Tonight’s featured photo shows the temple, with its distinctive rounded corner bay, terra cotta quoins, and other eclectic trappings amid a busy intersection with a small park in the foreground (note the man and woman relaxing on the grass there). Obviously, the WCTU took to giving up the ground floor for commercial purposes and the rent money it needed and a drug store occupied the main space there.
The structure remained as the headquarters of the chapter for more than a half-century and reference to it could be found into the World War II years. Of course, the crowning achievement of national Prohibition was short-lived and essentially unsuccessful as the great “social experiment” had many unintended consequences and was also increasingly unpopular and honored in the breach.

After Prohibition was rescinded and the amendment repealed in 1933 as the Great Depression worsened, the WCTU tried, in vain, to bring it back and then focused on such efforts as getting the military to prohibit alcohol use among soldiers during the Second World War, though this, too, was a losing cause.
With the postwar era came a mounting effort to remake downtown Los Angeles, especially the civic center and nearby areas. One 1949 article reported on a meeting that purported to show what the area would look like in 1970, though, as is too often the case, much of this did not come to pass. There was talk of building the U.S. 101 through the temple property or having it become the site of a large municipal courts building. In May 1950, the Los Angeles County Board of Supervisors ordered the structure’s demolition for the Hollywood Freeway project, though that route was moved just slightly to the north.

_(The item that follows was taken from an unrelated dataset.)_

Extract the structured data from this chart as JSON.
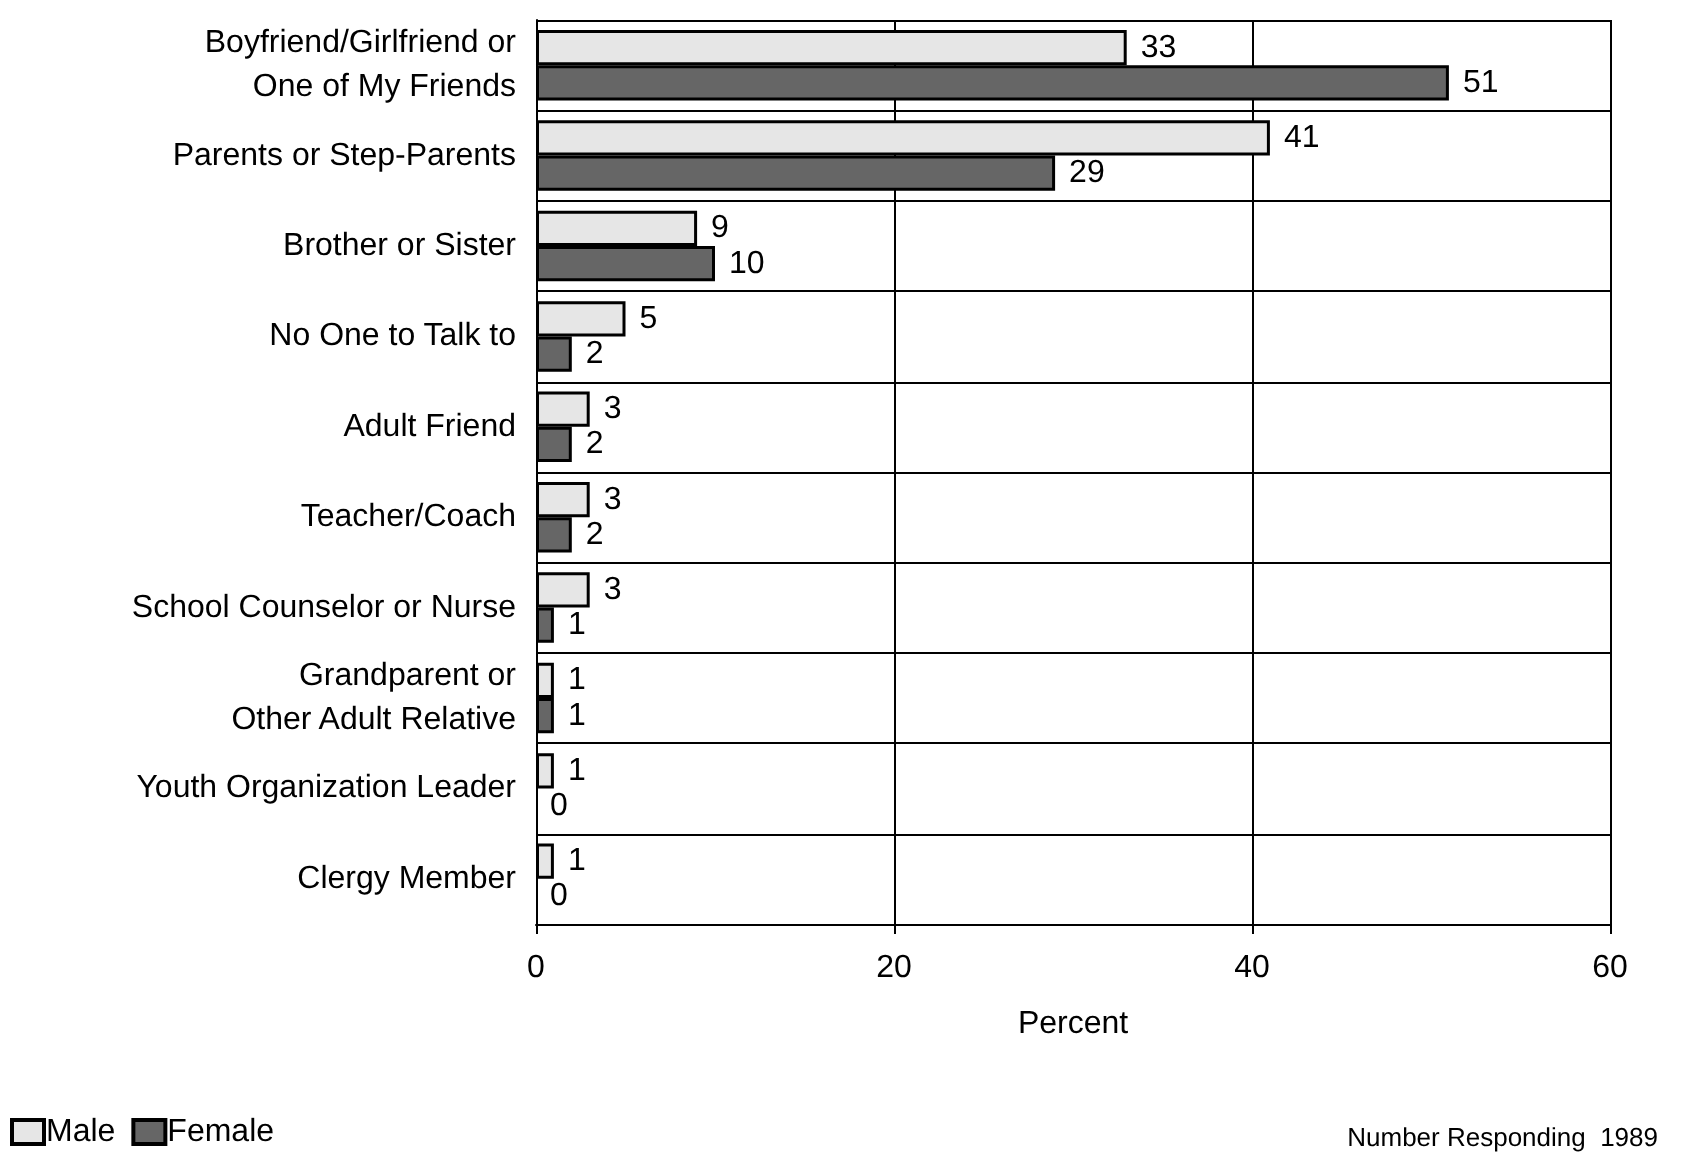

Today, the site is a Los Angeles County Central Heating and Refrigeration Plant, with the Roman Catholic Cathedral of Our Lady of the Angels next door (interesting given the Methodist thrust of the WCTU). Another irony is reflected in a 1963 Times column by Carl Greenberg titled “Fading, Fading: Echoes of Roaring Twenties.” Among a variety of recollections of 1920s Los Angeles, Greenberg related that:
The best booze in town could be purchased on prescription from the drug store in the WCTU building at Temple and Broadway.
This was clearly the drug store shown in the photo and the Homestead will be exhibiting samples of original prescriptions for alcohol issued by Los Angeles doctors during Prohibition, so look for these in our displays during the rest of the year.